Each figure is written to bench/figures/<key>.svg (+ per-panel .tsv). Requires gnuplot and olga-generate_sequences on PATH (pip install olga). The scaling, matrix and per-op figures span all reference sizes; the edit-budget sweeps (scope, selectivity, collisions) run at one representative size to stay tractable.

A note on engine semantics: at an edit budget e, seqtm explores the Hamming ball (max_subs=e, substitutions only — the dominant TCR diversity/error mode) while seqtrie explores the edit-distance ball (max_total_edits=e, substitutions and indels). They answer subtly different questions, which shows as a higher match count for seqtrie at the same e.

Scaling and parallelism#

Throughput (queries per millisecond) versus reference-set size, for both engines at 1, 4, and 8 threads (fixed scope: 2 substitutions), with the olga family on top and vdjdb below. Batches parallelize near-linearly to 8 cores (~6.5–7×):

throughput vs reference size per engine and thread count, olga and vdjdb

Edit budget#

Cost (top) and selectivity (bottom) as the edit budget grows from 1 to 5. Throughput is governed by scope far more than by reference-set size, and the match count grows steeply — by e = 5 a query already pulls hundreds (seqtm Hamming ball) to thousands (seqtrie edit ball) of neighbours, so loose budgets are rarely useful:

throughput and matches per query vs edit budget 1..5

Matrix scoring (BLOSUM62 / PAM50 / custom)#

seqtm scores substitutions through a substitution matrix, reporting the best (minimum-penalty) score across all alignments to each reference. The time overhead of matrix scoring is small (within ~5–10 % of unit cost — one table lookup replaces a character compare), for both families:

seqtm throughput unit vs BLOSUM62 vs PAM50, olga and vdjdb

Besides the built-in BLOSUM62 and PAM50, a custom matrix is supplied via SubstitutionMatrix.from_similarity (row/column order from seqtree.amino_acids()).
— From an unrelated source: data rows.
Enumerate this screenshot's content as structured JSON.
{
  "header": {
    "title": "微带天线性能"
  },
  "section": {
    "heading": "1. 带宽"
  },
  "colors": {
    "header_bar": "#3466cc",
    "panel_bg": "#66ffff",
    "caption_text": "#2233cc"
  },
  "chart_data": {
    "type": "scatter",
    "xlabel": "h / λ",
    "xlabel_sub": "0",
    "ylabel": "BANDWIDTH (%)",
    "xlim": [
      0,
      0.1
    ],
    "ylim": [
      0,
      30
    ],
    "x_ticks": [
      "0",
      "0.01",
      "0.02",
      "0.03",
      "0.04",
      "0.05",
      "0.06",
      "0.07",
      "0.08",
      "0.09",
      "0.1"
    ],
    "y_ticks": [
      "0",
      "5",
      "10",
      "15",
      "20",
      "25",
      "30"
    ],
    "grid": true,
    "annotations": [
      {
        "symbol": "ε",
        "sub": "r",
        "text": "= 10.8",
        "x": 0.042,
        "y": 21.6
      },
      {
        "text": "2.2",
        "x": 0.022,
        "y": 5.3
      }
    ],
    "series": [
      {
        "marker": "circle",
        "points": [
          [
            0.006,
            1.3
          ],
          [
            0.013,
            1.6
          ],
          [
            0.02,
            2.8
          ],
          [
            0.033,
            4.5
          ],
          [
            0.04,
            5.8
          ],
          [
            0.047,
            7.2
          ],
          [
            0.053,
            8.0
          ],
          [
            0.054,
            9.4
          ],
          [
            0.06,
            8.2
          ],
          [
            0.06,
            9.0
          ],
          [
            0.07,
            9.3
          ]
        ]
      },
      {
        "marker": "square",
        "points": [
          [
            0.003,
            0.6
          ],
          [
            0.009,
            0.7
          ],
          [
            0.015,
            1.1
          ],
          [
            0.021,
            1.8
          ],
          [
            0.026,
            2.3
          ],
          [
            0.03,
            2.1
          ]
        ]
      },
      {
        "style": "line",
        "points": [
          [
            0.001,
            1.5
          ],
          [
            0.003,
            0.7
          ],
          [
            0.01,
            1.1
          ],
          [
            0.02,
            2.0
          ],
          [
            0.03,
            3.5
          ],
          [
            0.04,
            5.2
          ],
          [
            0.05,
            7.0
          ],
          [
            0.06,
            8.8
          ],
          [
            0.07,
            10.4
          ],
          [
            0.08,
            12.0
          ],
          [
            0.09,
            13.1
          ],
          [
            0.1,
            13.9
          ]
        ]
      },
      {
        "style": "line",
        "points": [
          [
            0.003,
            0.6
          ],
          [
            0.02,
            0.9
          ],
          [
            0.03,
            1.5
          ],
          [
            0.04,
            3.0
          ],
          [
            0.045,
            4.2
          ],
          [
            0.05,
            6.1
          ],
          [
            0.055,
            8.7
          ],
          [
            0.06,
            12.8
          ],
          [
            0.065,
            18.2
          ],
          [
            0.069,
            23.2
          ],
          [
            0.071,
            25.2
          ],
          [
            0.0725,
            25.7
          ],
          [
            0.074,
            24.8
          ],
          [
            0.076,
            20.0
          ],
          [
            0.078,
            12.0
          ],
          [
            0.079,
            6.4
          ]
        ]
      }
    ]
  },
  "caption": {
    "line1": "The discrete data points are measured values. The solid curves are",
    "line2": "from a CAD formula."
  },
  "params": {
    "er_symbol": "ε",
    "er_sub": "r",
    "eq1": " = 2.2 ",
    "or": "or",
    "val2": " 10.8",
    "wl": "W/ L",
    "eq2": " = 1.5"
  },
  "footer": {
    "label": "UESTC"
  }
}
Selectivity and collisions#

Top: matches per query versus the seqtrie max_penalty budget — PAM50 is stricter than BLOSUM62 at equal budget. Bottom: collisions — how often seqtm’s branch-and-bound re-reaches the same reference via a different edit path (reported by Index.collisions_batch). Substitution-only search never collides; once indels are allowed, collisions rise with the edit budget, and the motif-rich vdjdb family collides far more than olga because shared structure makes a reference reachable by many distinct edit paths:

matches per query vs penalty budget, and seqtm collisions per query vs edit budget

Per-operation costs#

Top: fetching a global-alignment CIGAR (the C++ Needleman–Wunsch in Index.align) is on-demand and about a microsecond per call, roughly flat in reference count. Bottom: peak resident memory after the index build, which scales with the reference count (the trie is shared by both engines):

align CIGAR fetch cost and peak RSS vs reference size

Indicative numbers#

Apple M3, OLGA TRB references, 1000 queries, 8 threads (bench/bench_gnuplot.py, full tier):

metric

10k

100k

1M

10M

seqtm, 2 subs (q/ms)

~271

~48

~8.6

~2.4

seqtrie, edits≤2 (q/ms)

~55

~11

~1.2

~0.28

align CIGAR fetch (µs)

~0.9

~1.1

~1.1

~1.8

peak RSS (MB)

~91

~183

~990

~3170

The 8-thread speed-up is ~6.5–7×; matrix scoring stays within ~5–10 % of unit cost across all sizes.

Takeaway#

Throughput is governed by scope (edit budget) far more than reference-set size, parallelizes near-linearly to 8 cores, and matrix scoring is nearly free. Sequence structure matters: the motif-rich vdjdb family is denser and collides more under indels — enumeration cost ultimately depends on reference redundancy (see Roadmap).